Oui, c’est bien cela la République : l’homme est ce qu’il fait. Il n’est pas ce qu’il est. Il n’est pas une identité, il est une action, il est un chemin”


Discours

Que proposons-nous à nos concitoyens qui leur donne le sentiment de participer à un même effort et à une même aventure ? Notre République n’a plus de projet. Elle est désœuvrée. Et dans ce grand désœuvrement, elle se torture le crâne sur des questions qui n’auraient pas lieu d’être si elle était tournée vers l’action. En un mot, elle trompe son ennui. On invente des débats sur l’identité nationale, on imagine des quasi-guerres de religion. Mais ce ne sont pas les vraies questions. On dit que l’intégration ne marche plus. Mais à quoi peut-on bien intégrer, quand on ne fait plus vivre la République ? Oui, il est urgent de redonner sa place à la République, de l’inscrire à l’ordre du jour. Il est urgent de la transformer en projet. En projet pour demain. Permettez-moi également de rajouter un mot… Beaucoup d’intervenants ce matin

ont évoqué l’écologie. L’écologie, ce sont les droits de l’Homme du 21e siècle. Elle n’est ni de droite, ni de gauche, elle n’appartient à personne.

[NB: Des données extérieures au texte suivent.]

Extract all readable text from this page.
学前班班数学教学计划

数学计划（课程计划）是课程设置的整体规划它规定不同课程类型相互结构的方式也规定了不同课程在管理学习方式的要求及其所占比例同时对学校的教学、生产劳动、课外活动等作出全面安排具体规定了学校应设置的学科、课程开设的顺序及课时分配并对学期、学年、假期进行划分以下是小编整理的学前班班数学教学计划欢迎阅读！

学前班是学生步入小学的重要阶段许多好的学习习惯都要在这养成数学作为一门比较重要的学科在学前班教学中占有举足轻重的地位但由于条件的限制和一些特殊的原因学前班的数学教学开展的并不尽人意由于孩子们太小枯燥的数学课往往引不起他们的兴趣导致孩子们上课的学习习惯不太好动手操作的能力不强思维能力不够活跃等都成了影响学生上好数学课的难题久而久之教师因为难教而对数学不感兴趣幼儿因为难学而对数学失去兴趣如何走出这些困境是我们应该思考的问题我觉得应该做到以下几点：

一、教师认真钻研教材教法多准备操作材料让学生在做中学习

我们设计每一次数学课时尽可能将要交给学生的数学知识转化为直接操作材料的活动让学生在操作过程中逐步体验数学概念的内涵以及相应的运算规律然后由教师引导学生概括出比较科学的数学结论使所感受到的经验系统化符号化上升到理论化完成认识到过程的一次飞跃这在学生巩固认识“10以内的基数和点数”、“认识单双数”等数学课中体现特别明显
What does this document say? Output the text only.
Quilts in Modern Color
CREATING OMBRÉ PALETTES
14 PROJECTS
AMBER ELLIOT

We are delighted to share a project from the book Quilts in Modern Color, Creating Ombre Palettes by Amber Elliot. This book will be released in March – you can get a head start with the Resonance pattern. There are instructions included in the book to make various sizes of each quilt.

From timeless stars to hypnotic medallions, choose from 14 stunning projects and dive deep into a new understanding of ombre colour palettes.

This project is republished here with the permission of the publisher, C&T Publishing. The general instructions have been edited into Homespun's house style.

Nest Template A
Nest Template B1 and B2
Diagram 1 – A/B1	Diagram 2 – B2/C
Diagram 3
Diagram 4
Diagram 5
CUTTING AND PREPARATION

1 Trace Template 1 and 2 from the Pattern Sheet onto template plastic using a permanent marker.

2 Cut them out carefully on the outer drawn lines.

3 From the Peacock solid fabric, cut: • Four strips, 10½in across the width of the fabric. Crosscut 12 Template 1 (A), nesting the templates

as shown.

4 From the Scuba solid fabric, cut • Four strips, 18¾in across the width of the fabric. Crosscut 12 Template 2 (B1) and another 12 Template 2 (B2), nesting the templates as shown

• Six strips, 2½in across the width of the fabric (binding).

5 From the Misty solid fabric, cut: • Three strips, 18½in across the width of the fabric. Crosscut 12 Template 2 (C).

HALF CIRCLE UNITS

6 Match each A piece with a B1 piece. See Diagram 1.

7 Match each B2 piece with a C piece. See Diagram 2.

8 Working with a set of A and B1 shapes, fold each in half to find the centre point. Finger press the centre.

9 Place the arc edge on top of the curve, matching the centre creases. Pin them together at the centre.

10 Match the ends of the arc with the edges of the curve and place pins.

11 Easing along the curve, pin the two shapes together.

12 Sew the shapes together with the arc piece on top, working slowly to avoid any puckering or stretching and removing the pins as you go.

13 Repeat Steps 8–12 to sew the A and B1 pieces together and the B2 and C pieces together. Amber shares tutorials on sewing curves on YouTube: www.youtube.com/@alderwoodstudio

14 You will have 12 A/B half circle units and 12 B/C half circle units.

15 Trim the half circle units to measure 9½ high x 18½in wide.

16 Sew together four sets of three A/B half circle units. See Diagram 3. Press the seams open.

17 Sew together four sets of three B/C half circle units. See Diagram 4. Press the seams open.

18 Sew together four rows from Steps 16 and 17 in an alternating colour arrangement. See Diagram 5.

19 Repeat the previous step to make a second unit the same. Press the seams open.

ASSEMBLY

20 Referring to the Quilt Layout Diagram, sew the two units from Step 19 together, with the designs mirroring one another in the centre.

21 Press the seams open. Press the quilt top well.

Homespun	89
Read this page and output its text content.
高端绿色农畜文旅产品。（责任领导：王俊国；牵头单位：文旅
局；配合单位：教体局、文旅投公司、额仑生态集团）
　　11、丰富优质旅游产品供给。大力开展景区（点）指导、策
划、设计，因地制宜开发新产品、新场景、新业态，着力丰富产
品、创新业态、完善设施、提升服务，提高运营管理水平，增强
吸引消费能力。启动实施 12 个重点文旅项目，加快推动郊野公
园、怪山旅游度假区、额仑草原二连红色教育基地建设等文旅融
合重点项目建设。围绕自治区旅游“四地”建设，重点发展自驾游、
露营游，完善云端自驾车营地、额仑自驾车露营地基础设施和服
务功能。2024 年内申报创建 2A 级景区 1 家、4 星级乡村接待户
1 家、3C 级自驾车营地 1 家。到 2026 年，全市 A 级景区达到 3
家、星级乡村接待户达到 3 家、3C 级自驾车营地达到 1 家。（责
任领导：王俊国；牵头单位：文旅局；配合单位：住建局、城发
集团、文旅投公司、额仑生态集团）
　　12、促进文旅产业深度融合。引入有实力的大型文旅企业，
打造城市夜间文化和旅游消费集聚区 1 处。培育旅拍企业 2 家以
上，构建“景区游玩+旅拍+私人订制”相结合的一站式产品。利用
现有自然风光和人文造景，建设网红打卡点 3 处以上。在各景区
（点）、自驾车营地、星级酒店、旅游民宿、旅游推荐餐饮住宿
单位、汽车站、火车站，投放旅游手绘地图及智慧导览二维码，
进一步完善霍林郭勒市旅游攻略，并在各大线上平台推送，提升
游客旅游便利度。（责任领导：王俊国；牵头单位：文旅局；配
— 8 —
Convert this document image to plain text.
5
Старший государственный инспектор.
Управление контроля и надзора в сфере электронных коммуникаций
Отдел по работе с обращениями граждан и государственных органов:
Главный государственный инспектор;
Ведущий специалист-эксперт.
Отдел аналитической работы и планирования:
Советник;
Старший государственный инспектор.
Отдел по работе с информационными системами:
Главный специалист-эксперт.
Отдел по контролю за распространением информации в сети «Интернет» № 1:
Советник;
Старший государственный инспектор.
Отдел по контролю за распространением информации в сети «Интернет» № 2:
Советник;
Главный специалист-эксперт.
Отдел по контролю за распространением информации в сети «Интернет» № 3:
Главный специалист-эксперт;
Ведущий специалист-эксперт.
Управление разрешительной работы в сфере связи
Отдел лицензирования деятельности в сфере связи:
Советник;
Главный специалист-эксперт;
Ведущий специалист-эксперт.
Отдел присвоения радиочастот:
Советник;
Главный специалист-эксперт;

L’écologie est tout simplement républicaine. La période qui s’ouvre va être un formidable moment de débats pour construire la France des 10, 20 ans à venir. Avec les radicaux valoisiens, nous y travaillons

d’ores et déjà dans le cadre de l’Alliance républicaine, écologiste et sociale. Et si un radical est en mesure d’incarner ce projet et ces idées républicaines, je souhaite ardemment que tous les radicaux, quels qu’ils soient, se retrouvent pour ensemble porter et incarner la République »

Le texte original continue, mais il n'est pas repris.